Die Landwirtschaftsministerin aus Nordrhein-Westfalen eröffnete nicht nur das Slow-Food-Festival in Bonn, sie denkt auch über den Bau einer eigenen NRW-Arche nach. Überhaupt haben BSE und MKS Slow Food zu plötzlicher Popularität verholfen. 4.500 Mitglieder zählt der Verein inzwischen, und jeden Monat kommen an die hundert dazu. Dadurch verändert sich jedoch auch Slow Food selbst. Das Spektrum der Mitglieder wird breiter, die Gründe für einen Eintritt werden politischer.

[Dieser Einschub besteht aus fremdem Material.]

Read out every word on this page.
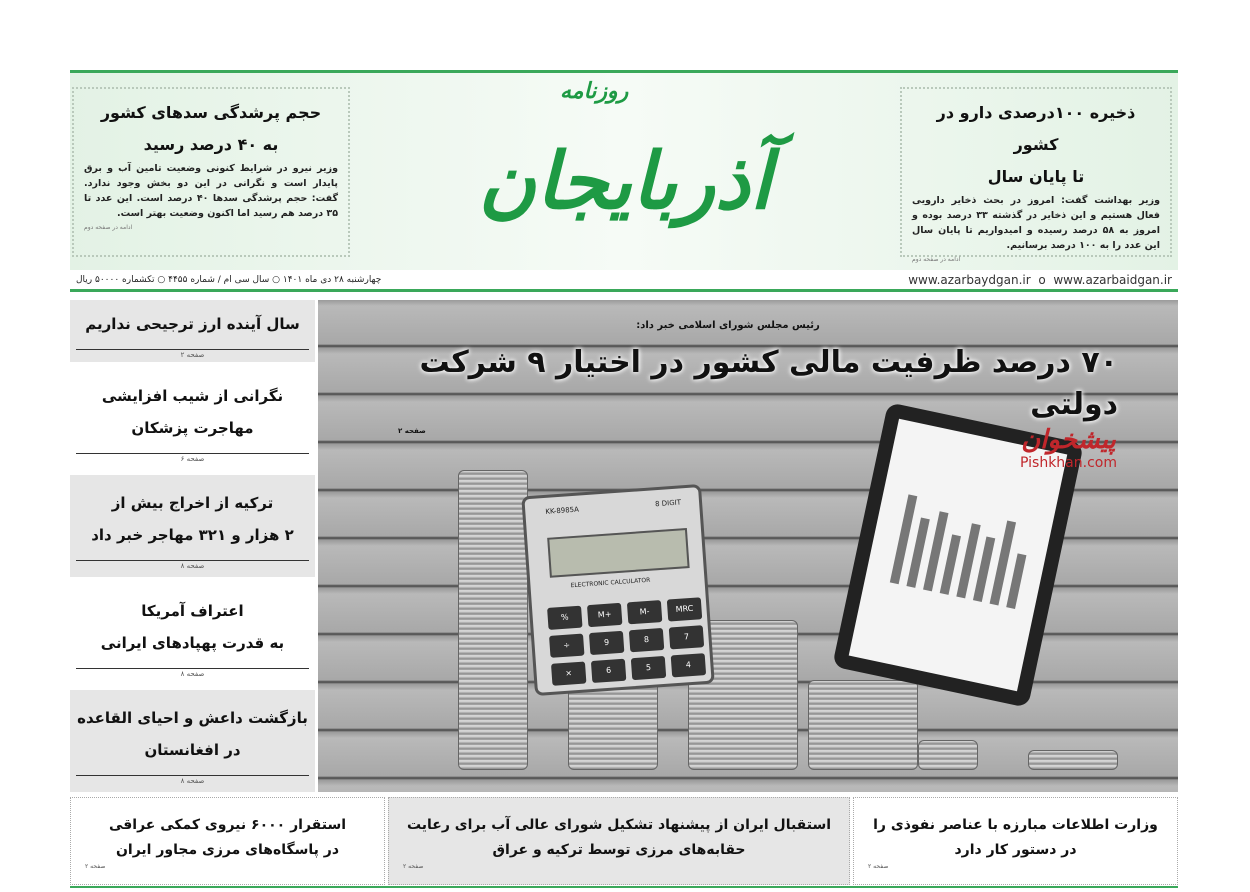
ذخیره ۱۰۰درصدی دارو در کشور
تا پایان سال

وزیر بهداشت گفت: امروز در بحث ذخایر دارویی فعال هستیم و این ذخایر در گذشته ۳۳ درصد بوده و امروز به ۵۸ درصد رسیده و امیدواریم تا پایان سال این عدد را به ۱۰۰ درصد برسانیم.

ادامه در صفحه دوم
روزنامه
آذربایجان
حجم پرشدگی سدهای کشور
به ۴۰ درصد رسید

وزیر نیرو در شرایط کنونی وضعیت تامین آب و برق پایدار است و نگرانی در این دو بخش وجود ندارد. گفت: حجم پرشدگی سدها ۴۰ درصد است. این عدد تا ۳۵ درصد هم رسید اما اکنون وضعیت بهتر است.

ادامه در صفحه دوم
www.azarbaydgan.ir o www.azarbaidgan.ir
چهارشنبه ۲۸ دی ماه ۱۴۰۱ ○ سال سی ام / شماره ۴۴۵۵ ○ تکشماره ۵۰۰۰۰ ریال
سال آینده ارز ترجیحی نداریم
صفحه ۲
نگرانی از شیب افزایشی
مهاجرت پزشکان
صفحه ۶
ترکیه از اخراج بیش از
۲ هزار و ۳۲۱ مهاجر خبر داد
صفحه ۸
اعتراف آمریکا
به قدرت پهپادهای ایرانی
صفحه ۸
بازگشت داعش و احیای القاعده
در افغانستان
صفحه ۸
KK-8985A
8 DIGIT
ELECTRONIC CALCULATOR
MRC
M-
M+
%
7
8
9
÷
4
5
6
×
رئیس مجلس شورای اسلامی خبر داد:
۷۰ درصد ظرفیت مالی کشور در اختیار ۹ شرکت دولتی
صفحه ۲	پیشخوان
Pishkhan.com
وزارت اطلاعات مبارزه با عناصر نفوذی را
در دستور کار دارد
صفحه ۲
استقبال ایران از پیشنهاد تشکیل شورای عالی آب برای رعایت
حقابه‌های مرزی توسط ترکیه و عراق
صفحه ۲
استقرار ۶۰۰۰ نیروی کمکی عراقی
در پاسگاه‌های مرزی مجاور ایران
صفحه ۲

Das zeigte sich besonders deutlich bei einer Podiumsdiskussion, die man gemeinsam mit der Heinrich-Böll-Stitung NRW zur „Zukunft der Ernährung“ durchführte. „Wie kann man den Verbraucher dazu bringen, gesunde Lebensmittel zu kaufen?“, lautete die etwas pädagogische Frage. Die Diskutanten mühten sich redlich. Den ganzen Ekel der industriellen Lebensmittelproduktion müssten die Journalisten immer wieder zeigen – und so die Menschen richtig erschrecken, lautete eine Variante. Aufklären, informieren die andere.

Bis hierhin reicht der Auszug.